Other children of Jeremiah and Dolly are buried here, too.  W.J. Wilson, February 16, 1839 - October 6, 1875 and Joseph Wilson, May 28, 1837 -  September 16, 1871. A daughter of Jeremiah and Dolly rests nearby.
Elizabeth A.
Wife of
J.L. Lamb
Jan. 17, 1865
Aged 22 years
There are many more tombstones in this cemetery and we were fortunate to locate all of those recorded in the 1990s. For a complete list, refer to The Crittenden County Kentucky Cemeteries North Western Section, Volume III, published 2005 and available from the Crittenden County Genealogical Society.

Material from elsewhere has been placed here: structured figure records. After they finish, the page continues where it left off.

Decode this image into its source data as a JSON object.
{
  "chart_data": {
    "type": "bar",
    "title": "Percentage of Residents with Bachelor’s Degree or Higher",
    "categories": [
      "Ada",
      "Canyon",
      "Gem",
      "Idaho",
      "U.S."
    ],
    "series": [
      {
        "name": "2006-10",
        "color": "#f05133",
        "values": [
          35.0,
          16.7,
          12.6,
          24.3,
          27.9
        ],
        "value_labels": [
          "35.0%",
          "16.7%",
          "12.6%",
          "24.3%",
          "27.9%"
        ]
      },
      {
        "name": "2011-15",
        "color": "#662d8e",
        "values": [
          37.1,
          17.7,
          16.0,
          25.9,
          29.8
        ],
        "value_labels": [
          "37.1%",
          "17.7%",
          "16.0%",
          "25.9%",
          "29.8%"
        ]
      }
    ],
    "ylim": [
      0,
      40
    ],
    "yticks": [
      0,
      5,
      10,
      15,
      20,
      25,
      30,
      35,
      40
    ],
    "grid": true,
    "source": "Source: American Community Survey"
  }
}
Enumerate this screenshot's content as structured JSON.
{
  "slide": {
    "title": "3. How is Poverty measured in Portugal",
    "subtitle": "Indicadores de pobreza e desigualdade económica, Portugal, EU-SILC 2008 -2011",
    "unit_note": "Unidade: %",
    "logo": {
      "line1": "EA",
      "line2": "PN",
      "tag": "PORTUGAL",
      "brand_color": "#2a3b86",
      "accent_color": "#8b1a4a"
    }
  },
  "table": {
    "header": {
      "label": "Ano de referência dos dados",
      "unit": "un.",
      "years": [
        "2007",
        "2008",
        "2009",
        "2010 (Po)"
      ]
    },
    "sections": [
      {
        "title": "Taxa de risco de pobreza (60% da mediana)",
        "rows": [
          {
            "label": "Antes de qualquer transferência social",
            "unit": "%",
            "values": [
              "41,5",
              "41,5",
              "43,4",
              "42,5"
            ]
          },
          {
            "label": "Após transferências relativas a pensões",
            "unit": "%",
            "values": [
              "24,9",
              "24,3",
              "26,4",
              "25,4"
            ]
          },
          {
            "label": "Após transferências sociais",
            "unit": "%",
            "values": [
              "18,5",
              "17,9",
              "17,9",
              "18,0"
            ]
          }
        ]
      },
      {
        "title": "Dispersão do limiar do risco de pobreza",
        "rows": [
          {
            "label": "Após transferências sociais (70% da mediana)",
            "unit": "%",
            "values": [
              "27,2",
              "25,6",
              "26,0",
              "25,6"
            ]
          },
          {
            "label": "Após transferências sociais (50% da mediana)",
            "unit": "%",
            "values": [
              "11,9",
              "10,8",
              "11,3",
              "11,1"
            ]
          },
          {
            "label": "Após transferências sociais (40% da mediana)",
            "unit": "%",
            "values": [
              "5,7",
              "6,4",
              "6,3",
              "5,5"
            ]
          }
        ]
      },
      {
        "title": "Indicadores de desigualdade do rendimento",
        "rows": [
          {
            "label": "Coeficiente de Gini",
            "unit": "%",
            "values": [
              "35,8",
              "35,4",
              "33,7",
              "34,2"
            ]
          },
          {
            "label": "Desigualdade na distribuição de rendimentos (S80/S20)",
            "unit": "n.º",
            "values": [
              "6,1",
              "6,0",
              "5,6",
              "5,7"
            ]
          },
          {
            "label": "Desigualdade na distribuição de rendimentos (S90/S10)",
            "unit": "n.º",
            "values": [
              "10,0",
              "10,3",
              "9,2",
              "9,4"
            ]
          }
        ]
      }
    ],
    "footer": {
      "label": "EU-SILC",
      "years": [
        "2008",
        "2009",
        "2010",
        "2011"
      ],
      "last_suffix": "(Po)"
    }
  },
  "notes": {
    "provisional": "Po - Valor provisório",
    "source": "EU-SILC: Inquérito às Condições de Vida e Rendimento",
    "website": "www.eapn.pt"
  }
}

Nearby is the tombstone of James E. Taylor. It was face down on the ground and perhaps had been toppled by a downed tree during a recent ice storm.
James E. Taylor
Oct. 11, 1829
Nov. 13, 1863
The following tombstone is interesting in that it is handcarved and is shaped somewhat like the sandstone tombstones of the 1830s and 1840s in the area.

E. Black
This Life
March 18th
A.D. 1848
Aged 16 mo
5 days
A footstone with her full name sits at the foot of the grave.

One of the most interesting tombstones is that of M.D. We do not know who is buried here.